The parameters stored in the "parameters": key of the run’s metadata (in the database) will reflect the content of the config file, i.e. params.update(parameters).

Sweeps#

The creation of sweeps is covered in more detail by the sweep-logger documentation.

To enroll a run in a sweep, supply a sweep_id parameter to the run_logger.main.initialize() function:

parameters, logger = initialize(
    sweep_id=1234,  # <-
    graphql_endpoint="https://server.university.edu:1200/v1/graphql",
    use_logger=True,
    **params
)

parameters will contain a dictionary corresponding to parameters assigned to this run by the sweep. The parameters stored in the "parameters": key of the run’s metadata will be params.update(parameters) (i.e. parameters will take precedence over params).

Note

If both config and sweep_id are supplied, sweep parameters will override config parameters.

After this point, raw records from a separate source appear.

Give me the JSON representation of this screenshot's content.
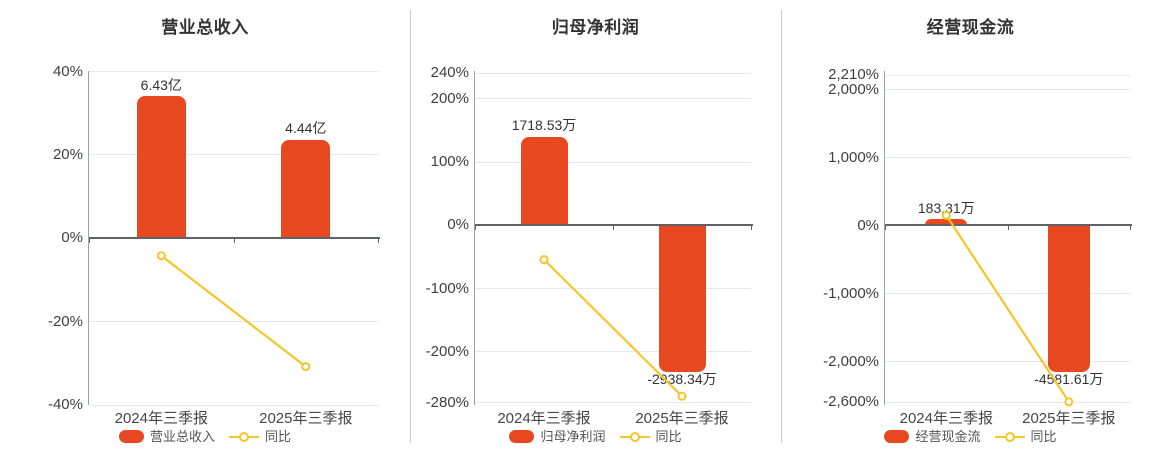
{
  "colors": {
    "bar": "#e8481f",
    "line": "#f5c52a",
    "grid": "#e2e9f4",
    "zero_axis": "#5f6368",
    "y_axis": "#9aa0a6",
    "title_text": "#333333",
    "tick_text": "#404040",
    "bar_label_text": "#333333",
    "category_text": "#474747",
    "legend_text": "#555555",
    "divider": "#cccccc",
    "background": "#ffffff"
  },
  "chart_data": [
    {
      "id": "revenue",
      "type": "bar+line",
      "title": "营业总收入",
      "categories": [
        "2024年三季报",
        "2025年三季报"
      ],
      "bar_series": {
        "name": "营业总收入",
        "unit": "亿",
        "values": [
          6.43,
          4.44
        ],
        "labels": [
          "6.43亿",
          "4.44亿"
        ],
        "axis_display_pct": [
          34,
          23.5
        ]
      },
      "line_series": {
        "name": "同比",
        "values_pct": [
          -4.3,
          -30.9
        ]
      },
      "y_axis": {
        "ylim": [
          -40,
          40
        ],
        "tick_values": [
          40,
          20,
          0,
          -20,
          -40
        ],
        "tick_labels": [
          "40%",
          "20%",
          "0%",
          "-20%",
          "-40%"
        ]
      },
      "legend": [
        "营业总收入",
        "同比"
      ],
      "legend_position": "bottom",
      "grid": true
    },
    {
      "id": "net-profit",
      "type": "bar+line",
      "title": "归母净利润",
      "categories": [
        "2024年三季报",
        "2025年三季报"
      ],
      "bar_series": {
        "name": "归母净利润",
        "unit": "万",
        "values": [
          1718.53,
          -2938.34
        ],
        "labels": [
          "1718.53万",
          "-2938.34万"
        ],
        "axis_display_pct": [
          139,
          -232
        ]
      },
      "line_series": {
        "name": "同比",
        "values_pct": [
          -55,
          -271
        ]
      },
      "y_axis": {
        "ylim": [
          -284,
          243
        ],
        "tick_values": [
          240,
          200,
          100,
          0,
          -100,
          -200,
          -280
        ],
        "tick_labels": [
          "240%",
          "200%",
          "100%",
          "0%",
          "-100%",
          "-200%",
          "-280%"
        ]
      },
      "legend": [
        "归母净利润",
        "同比"
      ],
      "legend_position": "bottom",
      "grid": true
    },
    {
      "id": "operating-cash-flow",
      "type": "bar+line",
      "title": "经营现金流",
      "categories": [
        "2024年三季报",
        "2025年三季报"
      ],
      "bar_series": {
        "name": "经营现金流",
        "unit": "万",
        "values": [
          183.31,
          -4581.61
        ],
        "labels": [
          "183.31万",
          "-4581.61万"
        ],
        "axis_display_pct": [
          85,
          -2155
        ]
      },
      "line_series": {
        "name": "同比",
        "values_pct": [
          140,
          -2600
        ]
      },
      "y_axis": {
        "ylim": [
          -2640,
          2264
        ],
        "tick_values": [
          2210,
          2000,
          1000,
          0,
          -1000,
          -2000,
          -2600
        ],
        "tick_labels": [
          "2,210%",
          "2,000%",
          "1,000%",
          "0%",
          "-1,000%",
          "-2,000%",
          "-2,600%"
        ]
      },
      "legend": [
        "经营现金流",
        "同比"
      ],
      "legend_position": "bottom",
      "grid": true
    }
  ]
}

To customize the precedence of new parameters, users may wish to use the run_logger.main.create_run(), function.

Loading parameters from existing runs#

Suppose you want to re-launch a run with the same parameters as a run that is already in the database. To access these parameters, provide a run_id parameter to the run_logger.main.initialize() function:

parameters, logger = initialize(
    load_id=1234,  # <-
    graphql_endpoint="https://server.university.edu:1200/v1/graphql",
    use_logger=True,
    **params,
)

parameters will be the parameters stored for run 1234 (the parameters stored in the "parameters": key of run 1234’s metadata). These loaded parameters will take precedence over any parameters in params.

Note

Load parameters will override both config and sweep parameters. To customize the precedence of new parameters, users may wish to use the run_logger.main.create_run(), function.